Apropos Goethe und Bildung. Weil, neulich las es sich im
Werbeblättchen meines Lieblingsdiscounters im Zusammenhang mit Food und Balance
so: Schonkost zur Linderung akuter Resorptionsstörungen des Darms, Diabetes zur
Regulierung der Glucoseversorgung, Adipositas zur Verringerung von Übergewicht
und Renal zur Unterstützung der Nierenfunktion bei chronischer
Niereninsuffizienz. Weil ich jetzt diesbezüglich keine Beschwerden habe, habe
ich mir davon keinen Vorrat angelegt. Aber bei Superfood verschiedene Sorten,
wie Huhn & Granatapfelkerne + Quinoa, hallo, da konnte ich natürlich nicht
widerstehen. Da hab ich aber stapelweise in den Einkaufswagen. Was mich wohl
gewundert hat, der Kunde hinter mir, also hinter dem Kundentrenner, meinte zu
mir mit Blick auf den Stapel: "Da lässt der kleine Schatz es sich aber gut
gehen." Das fand ich persönlich jetzt schon ein kleinwenig übergriffig,
mich Schatz zu nennen. Ich habe deshalb sicherheitshalber noch einen zweiten
Kundentrenner hinzugefügt. Zuhause ist mir aber dann doch aufgefallen, dass
dieses edle Essenssortiment nicht für mich bestimmt ist, sondern für Katzen und
Hunde.
Wie komm ich drauf? Ach ja, Goethe, Schiller und
Shakespeare, der ja den Romeo erfunden hat. Weil, Romeo heißt nämlich die Marke
für Tiernahrung. Was mich betrifft, ich hab jetzt so viel davon eingekauft und
da ist ja wirklich nur das Beste drin. Davon abgesehen habe ich schon oft gedacht,
dass bei uns die Katzen und Hunde besser essen als die Mehrheit der Menschen
auf diesem Planeten. Also ich gebs jedenfalls nicht zurück, obwohl ich keinen
Hund habe ...
Apropos Hund. Ich hatte ja letztens erwähnt, dass ich noch
keine Enkelkinder, also zweibeinige Enkelkinder, Kinder eben. habe. Worüber ich
aber so was von froh bin, dass mein Traummann und ich nicht Großeltern von
einem vierbeinigen Enkelkind sind, also von einem Hund. Weil, das habe ich
mittlerweile schon mitgekriegt. Dass viele junge Paare sich einen Hund
anschaffen statt eines Kindes. Da sieht man dann im Straßenbild kleine Hundis,
die im Handtäschchen getragen werden. Oder man begegnet beim Wandern Menschen,
die ihren Vierbeiner auf dem Rücken wie ein Kind tragen. Da sieht man mal, wie
alt ich bin. Zu meiner Zeit war ein Kind ein Mensch und ein Hund ein Tier. Das
hat sich aber so was von geändert!
Was sich auch geändert hat. Es gibt doch bei den Psychologen
diese Assoziationsspiele. Der Psychologe zeigt dir zum Beispiel ein Beil. Da
darfst du als Hackebeilmörder natürlich nicht den erst besten Gedanken
raushauen, Sonst kommst du nie mehr aus dem Knast. Also ratsam wäre beim Anblick
eines Beils Vergissmeinnicht oder Abendrot zu sagen. Ich komm deshalb drauf,
wenn man mir jetzt das Bild eines Koffers zeigen würde, ich käm' auf Reisen und Packen. Im Leben käm ich nicht,
und wenn es meine Freilassung bedeuten würde, im Leben käm ich nicht auf Strom.
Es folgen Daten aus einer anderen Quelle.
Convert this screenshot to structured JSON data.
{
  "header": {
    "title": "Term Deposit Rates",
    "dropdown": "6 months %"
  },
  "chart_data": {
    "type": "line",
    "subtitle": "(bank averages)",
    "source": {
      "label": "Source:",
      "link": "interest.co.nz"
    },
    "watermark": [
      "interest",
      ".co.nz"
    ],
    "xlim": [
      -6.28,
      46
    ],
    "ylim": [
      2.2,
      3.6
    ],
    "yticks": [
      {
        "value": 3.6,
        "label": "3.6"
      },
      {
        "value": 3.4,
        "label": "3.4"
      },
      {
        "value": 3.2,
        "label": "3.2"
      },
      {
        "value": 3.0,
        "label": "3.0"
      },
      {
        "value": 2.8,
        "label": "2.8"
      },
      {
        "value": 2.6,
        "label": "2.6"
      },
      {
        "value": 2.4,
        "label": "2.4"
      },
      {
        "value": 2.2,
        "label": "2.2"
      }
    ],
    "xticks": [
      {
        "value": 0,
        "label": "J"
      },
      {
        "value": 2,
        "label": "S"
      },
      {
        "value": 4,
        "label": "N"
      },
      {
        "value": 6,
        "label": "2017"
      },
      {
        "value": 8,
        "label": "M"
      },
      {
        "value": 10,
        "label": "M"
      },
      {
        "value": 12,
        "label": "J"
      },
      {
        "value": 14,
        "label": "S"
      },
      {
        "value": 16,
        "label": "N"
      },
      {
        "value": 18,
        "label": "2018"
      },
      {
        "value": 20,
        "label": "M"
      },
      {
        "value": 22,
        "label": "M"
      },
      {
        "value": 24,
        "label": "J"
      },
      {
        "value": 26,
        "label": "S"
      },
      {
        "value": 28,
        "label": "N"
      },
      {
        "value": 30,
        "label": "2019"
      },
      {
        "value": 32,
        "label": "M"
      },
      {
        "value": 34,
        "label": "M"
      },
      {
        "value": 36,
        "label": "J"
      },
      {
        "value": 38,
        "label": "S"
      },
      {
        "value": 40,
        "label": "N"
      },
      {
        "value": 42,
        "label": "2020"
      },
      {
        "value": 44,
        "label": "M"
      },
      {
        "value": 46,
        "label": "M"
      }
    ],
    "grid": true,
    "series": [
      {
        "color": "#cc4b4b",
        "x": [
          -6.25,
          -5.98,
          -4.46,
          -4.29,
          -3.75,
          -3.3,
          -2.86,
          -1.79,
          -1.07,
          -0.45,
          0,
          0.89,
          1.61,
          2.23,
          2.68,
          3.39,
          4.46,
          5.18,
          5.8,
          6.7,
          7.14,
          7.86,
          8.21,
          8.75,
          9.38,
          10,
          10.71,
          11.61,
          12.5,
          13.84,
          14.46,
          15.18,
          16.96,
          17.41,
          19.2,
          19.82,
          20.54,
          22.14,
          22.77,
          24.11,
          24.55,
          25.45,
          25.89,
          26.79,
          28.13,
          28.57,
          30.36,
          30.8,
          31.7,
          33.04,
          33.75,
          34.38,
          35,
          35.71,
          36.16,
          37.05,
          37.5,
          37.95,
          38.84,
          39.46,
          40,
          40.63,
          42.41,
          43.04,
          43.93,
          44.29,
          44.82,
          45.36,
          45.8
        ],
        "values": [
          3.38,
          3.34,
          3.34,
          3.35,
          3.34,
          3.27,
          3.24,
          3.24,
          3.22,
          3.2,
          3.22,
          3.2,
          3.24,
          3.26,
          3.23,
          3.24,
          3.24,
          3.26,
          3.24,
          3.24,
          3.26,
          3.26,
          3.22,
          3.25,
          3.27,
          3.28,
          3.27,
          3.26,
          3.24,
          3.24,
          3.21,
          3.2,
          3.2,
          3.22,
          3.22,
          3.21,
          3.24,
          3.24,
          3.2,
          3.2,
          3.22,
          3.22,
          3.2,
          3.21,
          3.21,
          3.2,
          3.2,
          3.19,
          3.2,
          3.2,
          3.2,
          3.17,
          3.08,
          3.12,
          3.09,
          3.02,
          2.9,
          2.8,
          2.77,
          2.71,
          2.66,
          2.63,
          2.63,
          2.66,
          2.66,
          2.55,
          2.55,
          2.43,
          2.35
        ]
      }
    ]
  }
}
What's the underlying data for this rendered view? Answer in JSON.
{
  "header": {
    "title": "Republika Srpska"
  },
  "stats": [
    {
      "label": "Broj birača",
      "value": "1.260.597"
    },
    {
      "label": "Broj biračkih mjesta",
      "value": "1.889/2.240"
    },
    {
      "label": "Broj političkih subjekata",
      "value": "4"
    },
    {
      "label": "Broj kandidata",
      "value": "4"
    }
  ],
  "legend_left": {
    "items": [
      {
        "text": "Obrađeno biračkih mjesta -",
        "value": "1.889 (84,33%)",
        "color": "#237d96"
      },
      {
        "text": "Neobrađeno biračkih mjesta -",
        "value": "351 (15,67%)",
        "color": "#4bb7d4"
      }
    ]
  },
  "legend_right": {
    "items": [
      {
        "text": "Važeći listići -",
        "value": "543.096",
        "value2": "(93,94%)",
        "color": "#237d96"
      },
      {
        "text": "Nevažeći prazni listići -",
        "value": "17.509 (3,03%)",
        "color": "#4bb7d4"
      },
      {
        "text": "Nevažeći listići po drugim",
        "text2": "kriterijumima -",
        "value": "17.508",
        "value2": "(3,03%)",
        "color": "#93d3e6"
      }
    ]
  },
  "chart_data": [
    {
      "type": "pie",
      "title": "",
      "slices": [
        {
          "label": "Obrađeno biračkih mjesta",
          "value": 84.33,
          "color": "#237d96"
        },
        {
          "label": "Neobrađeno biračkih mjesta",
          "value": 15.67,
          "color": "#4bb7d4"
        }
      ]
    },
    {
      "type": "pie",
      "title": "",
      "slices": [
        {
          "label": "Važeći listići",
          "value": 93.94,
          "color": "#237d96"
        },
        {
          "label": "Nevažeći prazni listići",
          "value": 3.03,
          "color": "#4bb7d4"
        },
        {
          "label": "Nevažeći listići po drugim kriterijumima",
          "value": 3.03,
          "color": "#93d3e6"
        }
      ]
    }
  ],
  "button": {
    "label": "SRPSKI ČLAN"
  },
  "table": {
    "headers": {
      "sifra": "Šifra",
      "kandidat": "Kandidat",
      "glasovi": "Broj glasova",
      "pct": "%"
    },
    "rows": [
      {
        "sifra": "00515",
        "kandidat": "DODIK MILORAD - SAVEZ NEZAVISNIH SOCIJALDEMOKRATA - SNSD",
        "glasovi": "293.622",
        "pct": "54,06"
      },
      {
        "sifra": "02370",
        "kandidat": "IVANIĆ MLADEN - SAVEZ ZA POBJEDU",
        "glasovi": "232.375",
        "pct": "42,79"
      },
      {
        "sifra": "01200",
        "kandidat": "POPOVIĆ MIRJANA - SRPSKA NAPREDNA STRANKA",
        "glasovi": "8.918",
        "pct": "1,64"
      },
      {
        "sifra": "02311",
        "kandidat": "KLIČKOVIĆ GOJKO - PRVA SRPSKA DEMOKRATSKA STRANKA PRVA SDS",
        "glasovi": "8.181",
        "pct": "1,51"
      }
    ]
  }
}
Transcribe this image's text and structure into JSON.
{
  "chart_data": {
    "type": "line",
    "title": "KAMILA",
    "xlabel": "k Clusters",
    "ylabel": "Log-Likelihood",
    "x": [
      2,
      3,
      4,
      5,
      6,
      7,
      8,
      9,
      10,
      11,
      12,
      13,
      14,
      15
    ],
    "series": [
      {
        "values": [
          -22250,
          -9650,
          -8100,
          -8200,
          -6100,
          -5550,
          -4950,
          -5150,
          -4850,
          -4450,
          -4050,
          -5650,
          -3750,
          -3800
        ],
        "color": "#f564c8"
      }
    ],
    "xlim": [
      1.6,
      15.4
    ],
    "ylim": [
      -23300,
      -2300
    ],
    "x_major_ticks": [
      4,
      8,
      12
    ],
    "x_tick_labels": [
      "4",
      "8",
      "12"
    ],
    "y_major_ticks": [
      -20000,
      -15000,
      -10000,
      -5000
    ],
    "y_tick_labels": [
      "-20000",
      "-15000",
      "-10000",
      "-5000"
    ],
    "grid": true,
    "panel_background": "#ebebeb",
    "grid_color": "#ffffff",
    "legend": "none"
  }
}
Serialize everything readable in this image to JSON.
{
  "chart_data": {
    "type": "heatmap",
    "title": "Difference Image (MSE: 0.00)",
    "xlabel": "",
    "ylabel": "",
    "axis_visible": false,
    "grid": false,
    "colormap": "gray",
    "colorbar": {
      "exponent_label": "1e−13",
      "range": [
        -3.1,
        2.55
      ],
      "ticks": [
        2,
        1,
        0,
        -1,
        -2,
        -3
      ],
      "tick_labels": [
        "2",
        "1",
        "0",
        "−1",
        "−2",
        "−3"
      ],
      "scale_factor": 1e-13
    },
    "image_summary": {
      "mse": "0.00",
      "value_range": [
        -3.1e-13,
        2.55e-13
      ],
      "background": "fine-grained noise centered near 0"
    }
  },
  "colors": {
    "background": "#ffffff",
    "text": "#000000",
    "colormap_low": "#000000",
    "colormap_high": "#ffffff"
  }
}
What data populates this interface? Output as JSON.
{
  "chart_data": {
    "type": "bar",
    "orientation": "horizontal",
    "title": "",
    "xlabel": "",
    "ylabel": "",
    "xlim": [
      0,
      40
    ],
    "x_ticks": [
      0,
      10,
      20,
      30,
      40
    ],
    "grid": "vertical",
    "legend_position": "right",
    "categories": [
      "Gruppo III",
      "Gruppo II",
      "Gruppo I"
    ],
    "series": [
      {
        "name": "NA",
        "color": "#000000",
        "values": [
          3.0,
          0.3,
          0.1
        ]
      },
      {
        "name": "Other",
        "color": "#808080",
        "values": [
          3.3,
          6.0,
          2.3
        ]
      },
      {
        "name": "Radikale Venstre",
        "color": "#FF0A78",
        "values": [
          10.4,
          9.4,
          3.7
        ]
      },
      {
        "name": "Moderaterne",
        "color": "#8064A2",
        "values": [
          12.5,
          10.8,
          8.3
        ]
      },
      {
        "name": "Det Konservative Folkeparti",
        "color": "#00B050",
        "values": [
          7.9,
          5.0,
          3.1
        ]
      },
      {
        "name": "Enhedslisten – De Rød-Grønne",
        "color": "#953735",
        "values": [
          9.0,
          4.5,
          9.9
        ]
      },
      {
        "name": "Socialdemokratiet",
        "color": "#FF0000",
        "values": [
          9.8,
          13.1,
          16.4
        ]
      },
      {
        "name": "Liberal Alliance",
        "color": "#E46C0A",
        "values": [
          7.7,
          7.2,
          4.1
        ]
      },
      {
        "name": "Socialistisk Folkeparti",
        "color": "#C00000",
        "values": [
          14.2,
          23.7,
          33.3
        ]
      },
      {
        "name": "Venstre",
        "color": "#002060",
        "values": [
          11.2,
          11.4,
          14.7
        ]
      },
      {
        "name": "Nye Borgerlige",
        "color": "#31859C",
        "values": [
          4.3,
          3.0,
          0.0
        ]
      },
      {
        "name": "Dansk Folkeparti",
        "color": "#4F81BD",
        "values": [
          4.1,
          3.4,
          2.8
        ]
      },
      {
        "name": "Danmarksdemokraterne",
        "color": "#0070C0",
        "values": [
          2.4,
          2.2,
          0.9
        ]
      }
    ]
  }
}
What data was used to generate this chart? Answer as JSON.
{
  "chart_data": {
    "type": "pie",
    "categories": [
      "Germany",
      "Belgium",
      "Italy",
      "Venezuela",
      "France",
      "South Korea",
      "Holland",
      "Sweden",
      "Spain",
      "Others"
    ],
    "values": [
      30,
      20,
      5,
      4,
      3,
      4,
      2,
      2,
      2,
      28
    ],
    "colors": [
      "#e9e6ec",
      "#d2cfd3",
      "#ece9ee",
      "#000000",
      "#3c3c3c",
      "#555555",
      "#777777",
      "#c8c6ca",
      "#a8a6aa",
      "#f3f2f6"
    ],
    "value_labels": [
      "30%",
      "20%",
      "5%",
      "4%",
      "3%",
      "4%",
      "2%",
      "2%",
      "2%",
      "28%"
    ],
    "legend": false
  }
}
Wurde doch im Werbeblättchen meines Lieblingsdiscounters ein Boardcase beworben
mit integrieter Powerbank (10.000 mAh). Hallo, Strom aus dem Koffer!? Wobei,
ich bin da ganz stark am Überlegen. Also wenn die sich da auf dem Balkan
streiten und deshalb bei uns die Radiowecker falsch gehen, weil die Frequenz im
europäischen Stromnetz zu niedrig ist. Also da nehm ich doch glatt lieber den
Strom aus dem Koffer. Da bin ich auf der sicheren Seite.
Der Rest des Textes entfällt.